Sport elettronici: come si diventa un professionista?

Da diversi anni ormai i videogiochi sono diventati più di un semplice fenomeno di massa. Esistono infatti dei giocatori di professione che riescono a guadagnarsi da vivere semplicemente grazie alla loro maestria con il gamepad. Grazie alle potenti connessioni ad internet, sfidarsi a distanza con gli amici è diventato una passeggiata e di conseguenza era solo questione di tempo prima che si iniziasse a competere anche a livello agonistico. In generale, i giochi digitali sono molto più evoluti rispetto a qualche anno fa, sugli app store si trova una sfilza di titoli tra cui scegliere: si va dai classici platform ai giochi di ruolo, passando per l’offerta di slot online. Nei giochi moderni le opzioni a disposizione del giocatore sono tantissime e le combinazioni di pulsanti innumerevoli. Così, di recente sono nati dei veri e propri sport elettronici, gli eSports, che mettono alla prova i migliori gamer del mondo in tornei ufficiali.

L’idea di un torneo sui videogiochi era già stata concepita negli anni ’80, ma alla fine furono organizzati solo eventi di nicchia. In seguito, complici le pubblicità delle principali riviste videoludiche, è stato possibile allestire qualche manifestazione più interessante, ma comunque solo a livello nazionale. A ritrovarsi erano perlopiù ragazzi che avevano inviato alle redazioni delle suddette riviste le foto dei punteggi ottenuti in determinati giochi.

I gamer più bravi sono quelli che conoscono a menadito combo e movimenti vari dei personaggi che si ritrovano a guidare. Nel caso dei giochi sportivi il discorso si fa ancora più ampio, perché la tattica di base si rivela fondamentale. Forse sarebbe errato sostenere che esista una strada precisa o un tutorial da seguire per diventare gamer professionisti. Per arrivare ad alti livelli servono molte ore di allenamento.

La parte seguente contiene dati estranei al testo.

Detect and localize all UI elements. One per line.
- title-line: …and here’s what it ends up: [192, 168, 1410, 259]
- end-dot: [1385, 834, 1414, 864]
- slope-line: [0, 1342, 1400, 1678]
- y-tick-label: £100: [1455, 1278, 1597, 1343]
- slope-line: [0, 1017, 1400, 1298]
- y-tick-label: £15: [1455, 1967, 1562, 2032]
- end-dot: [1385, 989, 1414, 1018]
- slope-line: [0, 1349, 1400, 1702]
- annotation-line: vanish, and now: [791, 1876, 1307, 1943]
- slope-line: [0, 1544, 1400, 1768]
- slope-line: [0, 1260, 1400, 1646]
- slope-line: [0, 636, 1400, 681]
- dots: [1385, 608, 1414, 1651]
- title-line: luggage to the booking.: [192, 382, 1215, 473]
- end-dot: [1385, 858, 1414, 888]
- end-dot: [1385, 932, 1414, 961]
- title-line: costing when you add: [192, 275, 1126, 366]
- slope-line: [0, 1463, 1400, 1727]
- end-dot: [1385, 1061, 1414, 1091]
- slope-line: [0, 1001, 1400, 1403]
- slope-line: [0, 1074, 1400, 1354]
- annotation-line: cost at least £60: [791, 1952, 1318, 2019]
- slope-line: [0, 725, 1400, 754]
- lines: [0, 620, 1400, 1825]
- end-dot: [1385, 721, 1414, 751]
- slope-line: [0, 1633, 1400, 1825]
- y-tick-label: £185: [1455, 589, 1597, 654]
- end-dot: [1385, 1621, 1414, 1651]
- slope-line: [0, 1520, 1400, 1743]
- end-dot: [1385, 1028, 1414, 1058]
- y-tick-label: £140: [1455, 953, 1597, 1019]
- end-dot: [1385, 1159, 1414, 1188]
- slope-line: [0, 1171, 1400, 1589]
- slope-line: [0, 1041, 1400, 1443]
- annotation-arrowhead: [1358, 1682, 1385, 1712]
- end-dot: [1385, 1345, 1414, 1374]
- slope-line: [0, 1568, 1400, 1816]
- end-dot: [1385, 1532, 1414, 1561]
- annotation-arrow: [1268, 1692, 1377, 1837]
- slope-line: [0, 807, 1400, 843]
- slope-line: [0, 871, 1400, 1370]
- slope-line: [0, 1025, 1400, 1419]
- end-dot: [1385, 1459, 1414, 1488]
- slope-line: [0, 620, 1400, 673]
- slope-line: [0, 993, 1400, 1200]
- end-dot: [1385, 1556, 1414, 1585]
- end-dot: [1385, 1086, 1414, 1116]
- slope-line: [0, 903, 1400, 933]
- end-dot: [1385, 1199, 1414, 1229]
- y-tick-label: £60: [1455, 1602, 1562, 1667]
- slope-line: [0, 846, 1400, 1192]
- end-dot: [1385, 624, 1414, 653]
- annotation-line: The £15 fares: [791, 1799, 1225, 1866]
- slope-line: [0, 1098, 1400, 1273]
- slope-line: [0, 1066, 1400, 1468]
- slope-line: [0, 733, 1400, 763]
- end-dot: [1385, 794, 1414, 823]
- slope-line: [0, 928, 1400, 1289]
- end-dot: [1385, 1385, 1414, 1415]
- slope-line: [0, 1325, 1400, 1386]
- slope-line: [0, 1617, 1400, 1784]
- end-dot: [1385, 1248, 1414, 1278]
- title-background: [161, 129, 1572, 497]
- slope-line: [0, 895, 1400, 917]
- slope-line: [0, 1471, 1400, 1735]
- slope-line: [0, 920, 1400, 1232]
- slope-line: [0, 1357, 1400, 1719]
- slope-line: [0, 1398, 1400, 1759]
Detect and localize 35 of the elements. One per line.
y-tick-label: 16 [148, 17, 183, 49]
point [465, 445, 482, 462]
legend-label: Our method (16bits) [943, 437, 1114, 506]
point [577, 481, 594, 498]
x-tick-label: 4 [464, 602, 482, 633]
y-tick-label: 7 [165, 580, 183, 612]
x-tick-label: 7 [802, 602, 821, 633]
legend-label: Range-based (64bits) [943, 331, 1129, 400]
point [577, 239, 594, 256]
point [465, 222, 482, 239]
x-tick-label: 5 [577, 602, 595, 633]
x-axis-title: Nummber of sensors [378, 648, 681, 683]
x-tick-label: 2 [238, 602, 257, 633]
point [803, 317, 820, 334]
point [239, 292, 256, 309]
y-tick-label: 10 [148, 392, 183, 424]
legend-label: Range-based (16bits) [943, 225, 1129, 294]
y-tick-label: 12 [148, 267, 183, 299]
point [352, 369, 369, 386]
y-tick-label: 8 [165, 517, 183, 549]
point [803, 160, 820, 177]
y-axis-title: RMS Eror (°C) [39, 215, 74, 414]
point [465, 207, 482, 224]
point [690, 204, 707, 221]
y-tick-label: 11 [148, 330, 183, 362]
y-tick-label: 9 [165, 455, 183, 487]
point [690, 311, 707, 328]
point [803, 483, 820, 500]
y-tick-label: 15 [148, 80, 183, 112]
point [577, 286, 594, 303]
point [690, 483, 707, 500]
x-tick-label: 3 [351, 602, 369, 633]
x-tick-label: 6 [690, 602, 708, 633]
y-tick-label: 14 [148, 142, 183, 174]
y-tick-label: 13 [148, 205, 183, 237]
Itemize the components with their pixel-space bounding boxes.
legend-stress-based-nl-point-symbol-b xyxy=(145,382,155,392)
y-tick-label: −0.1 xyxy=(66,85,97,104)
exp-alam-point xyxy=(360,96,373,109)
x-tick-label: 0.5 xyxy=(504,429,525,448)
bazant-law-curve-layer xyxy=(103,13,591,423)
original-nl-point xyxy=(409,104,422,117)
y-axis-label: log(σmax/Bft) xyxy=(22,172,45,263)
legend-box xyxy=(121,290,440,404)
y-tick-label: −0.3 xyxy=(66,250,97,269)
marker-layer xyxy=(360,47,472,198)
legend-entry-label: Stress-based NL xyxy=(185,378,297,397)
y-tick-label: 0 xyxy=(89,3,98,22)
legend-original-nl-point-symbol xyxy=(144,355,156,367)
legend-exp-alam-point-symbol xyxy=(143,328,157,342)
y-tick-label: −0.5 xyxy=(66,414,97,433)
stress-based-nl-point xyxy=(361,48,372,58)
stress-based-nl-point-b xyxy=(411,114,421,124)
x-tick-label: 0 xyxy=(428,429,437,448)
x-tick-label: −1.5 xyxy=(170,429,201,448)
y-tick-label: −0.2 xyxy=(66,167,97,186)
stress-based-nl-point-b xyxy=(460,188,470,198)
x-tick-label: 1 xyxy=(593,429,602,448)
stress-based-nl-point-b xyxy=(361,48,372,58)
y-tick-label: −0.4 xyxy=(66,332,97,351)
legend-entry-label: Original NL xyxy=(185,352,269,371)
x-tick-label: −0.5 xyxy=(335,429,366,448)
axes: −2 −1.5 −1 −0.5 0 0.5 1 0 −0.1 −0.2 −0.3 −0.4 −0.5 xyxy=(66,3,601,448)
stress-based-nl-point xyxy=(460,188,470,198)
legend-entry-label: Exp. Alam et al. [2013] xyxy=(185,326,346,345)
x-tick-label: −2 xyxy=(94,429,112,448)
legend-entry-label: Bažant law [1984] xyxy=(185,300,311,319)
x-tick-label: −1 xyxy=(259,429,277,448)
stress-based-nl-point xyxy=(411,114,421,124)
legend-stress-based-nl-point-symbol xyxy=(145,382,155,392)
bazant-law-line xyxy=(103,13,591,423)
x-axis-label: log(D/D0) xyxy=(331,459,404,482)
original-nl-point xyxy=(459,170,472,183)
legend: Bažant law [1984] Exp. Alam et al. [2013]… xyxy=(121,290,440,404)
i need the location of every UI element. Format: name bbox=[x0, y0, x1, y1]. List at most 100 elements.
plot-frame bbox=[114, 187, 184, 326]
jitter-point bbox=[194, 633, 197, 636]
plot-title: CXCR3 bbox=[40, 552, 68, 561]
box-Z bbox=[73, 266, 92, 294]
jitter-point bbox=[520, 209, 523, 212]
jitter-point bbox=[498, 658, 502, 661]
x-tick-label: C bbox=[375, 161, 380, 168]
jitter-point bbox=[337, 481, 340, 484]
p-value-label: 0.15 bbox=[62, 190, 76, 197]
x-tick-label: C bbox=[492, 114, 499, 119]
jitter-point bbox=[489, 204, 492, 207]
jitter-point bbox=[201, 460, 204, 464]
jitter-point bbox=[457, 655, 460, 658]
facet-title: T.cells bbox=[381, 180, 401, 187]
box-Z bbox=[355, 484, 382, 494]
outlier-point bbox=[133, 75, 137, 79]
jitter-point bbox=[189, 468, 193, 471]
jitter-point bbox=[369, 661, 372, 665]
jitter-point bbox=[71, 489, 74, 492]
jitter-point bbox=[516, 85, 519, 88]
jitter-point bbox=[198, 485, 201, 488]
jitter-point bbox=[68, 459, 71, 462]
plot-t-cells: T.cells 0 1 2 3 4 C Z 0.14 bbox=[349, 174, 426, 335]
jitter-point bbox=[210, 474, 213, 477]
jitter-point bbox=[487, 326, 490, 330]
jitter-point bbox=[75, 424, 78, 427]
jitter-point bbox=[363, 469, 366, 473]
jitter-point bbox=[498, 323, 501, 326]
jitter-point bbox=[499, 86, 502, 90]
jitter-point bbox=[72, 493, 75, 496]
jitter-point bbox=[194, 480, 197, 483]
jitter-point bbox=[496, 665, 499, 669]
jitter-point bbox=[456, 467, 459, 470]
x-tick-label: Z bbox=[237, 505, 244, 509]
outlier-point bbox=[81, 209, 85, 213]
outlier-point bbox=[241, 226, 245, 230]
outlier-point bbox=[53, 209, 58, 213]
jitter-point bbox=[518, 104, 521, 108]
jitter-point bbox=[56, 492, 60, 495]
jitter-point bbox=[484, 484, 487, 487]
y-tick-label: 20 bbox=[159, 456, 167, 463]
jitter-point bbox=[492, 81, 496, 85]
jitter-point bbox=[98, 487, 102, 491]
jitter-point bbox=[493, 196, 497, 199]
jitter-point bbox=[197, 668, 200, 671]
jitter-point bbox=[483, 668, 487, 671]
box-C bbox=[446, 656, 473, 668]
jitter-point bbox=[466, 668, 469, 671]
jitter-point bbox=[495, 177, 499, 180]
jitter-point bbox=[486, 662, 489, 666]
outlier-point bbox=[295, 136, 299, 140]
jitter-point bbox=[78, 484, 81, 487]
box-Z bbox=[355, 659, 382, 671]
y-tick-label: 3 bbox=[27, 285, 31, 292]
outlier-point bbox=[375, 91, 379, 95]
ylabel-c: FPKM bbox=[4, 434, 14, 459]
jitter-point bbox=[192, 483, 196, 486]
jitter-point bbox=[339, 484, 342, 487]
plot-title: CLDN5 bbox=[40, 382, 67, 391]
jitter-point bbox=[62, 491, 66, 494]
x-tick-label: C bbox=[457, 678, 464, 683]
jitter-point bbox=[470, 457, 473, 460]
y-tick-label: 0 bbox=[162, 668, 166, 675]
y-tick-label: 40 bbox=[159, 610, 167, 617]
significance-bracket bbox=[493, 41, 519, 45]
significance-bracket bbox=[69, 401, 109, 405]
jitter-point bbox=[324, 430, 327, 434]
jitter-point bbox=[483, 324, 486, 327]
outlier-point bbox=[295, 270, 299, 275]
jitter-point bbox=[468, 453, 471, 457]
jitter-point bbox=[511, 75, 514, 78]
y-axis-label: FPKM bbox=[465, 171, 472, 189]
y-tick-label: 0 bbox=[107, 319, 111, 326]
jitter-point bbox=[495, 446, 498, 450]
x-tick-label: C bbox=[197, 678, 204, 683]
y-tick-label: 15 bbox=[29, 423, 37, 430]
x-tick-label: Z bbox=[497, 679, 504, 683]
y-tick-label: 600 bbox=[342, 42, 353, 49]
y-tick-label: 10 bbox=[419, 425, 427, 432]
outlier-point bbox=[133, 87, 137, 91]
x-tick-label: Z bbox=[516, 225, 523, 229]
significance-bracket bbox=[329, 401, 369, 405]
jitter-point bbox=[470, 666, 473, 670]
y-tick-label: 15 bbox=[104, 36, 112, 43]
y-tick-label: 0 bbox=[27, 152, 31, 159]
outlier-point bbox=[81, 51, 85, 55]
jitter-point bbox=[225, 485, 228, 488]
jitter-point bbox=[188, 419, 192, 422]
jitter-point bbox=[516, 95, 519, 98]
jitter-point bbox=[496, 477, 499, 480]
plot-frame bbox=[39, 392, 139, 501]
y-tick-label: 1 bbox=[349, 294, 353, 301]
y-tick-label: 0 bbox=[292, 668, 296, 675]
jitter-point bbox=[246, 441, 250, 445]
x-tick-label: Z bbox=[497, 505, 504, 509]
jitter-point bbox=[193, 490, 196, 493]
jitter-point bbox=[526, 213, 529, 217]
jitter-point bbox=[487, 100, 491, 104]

No, non è sufficiente vincere sempre contro il computer e conoscere tutte le dinamiche di un gioco per potersi ritenere imbattibili. Altre persone in carne ed ossa saranno già giunte allo stesso risultato, affinando però ulteriormente la propria tecnica. Per fare carriera occorre farsi notare ai tornei minori per arrivare a quelli internazionali, anche se in molti tentano la scorciatoia dello streaming. Pubblicando i propri gameplay su Youtube o Twitch, interagendo live con gli utenti in cerca di segreti e consigli, i gamer diventano anche streamer e accrescono rapidamente la propria popolarità. Va da sé che i gamer più famosi sono quelli che rivelano una certa abilità nei titoli più giocati: “Fortnite” e “FIFA” sono solo alcuni esempi.

I guadagni non sono quindi fissi. Un professionista degli eSports può guadagnare migliaia di Euro all’anno, ma deve avere dietro sponsor e collaborazioni specifiche. Da qualche anno le società di calcio ingaggiano i gamer migliori sulla piazza per farli scontrare con i rappresentanti delle altre squadre a “FIFA”, ad esempio. Con la futura introduzione degli eSports alle Olimpiadi il movimento crescerà ancora, ma ad oggi non è così automatico riuscire a trovare una via per accedere al professionismo e sfondare. Risultare pratici anche in un singolo videogioco significa negare buona parte del proprio tempo libero a tutte le altre attività quotidiane.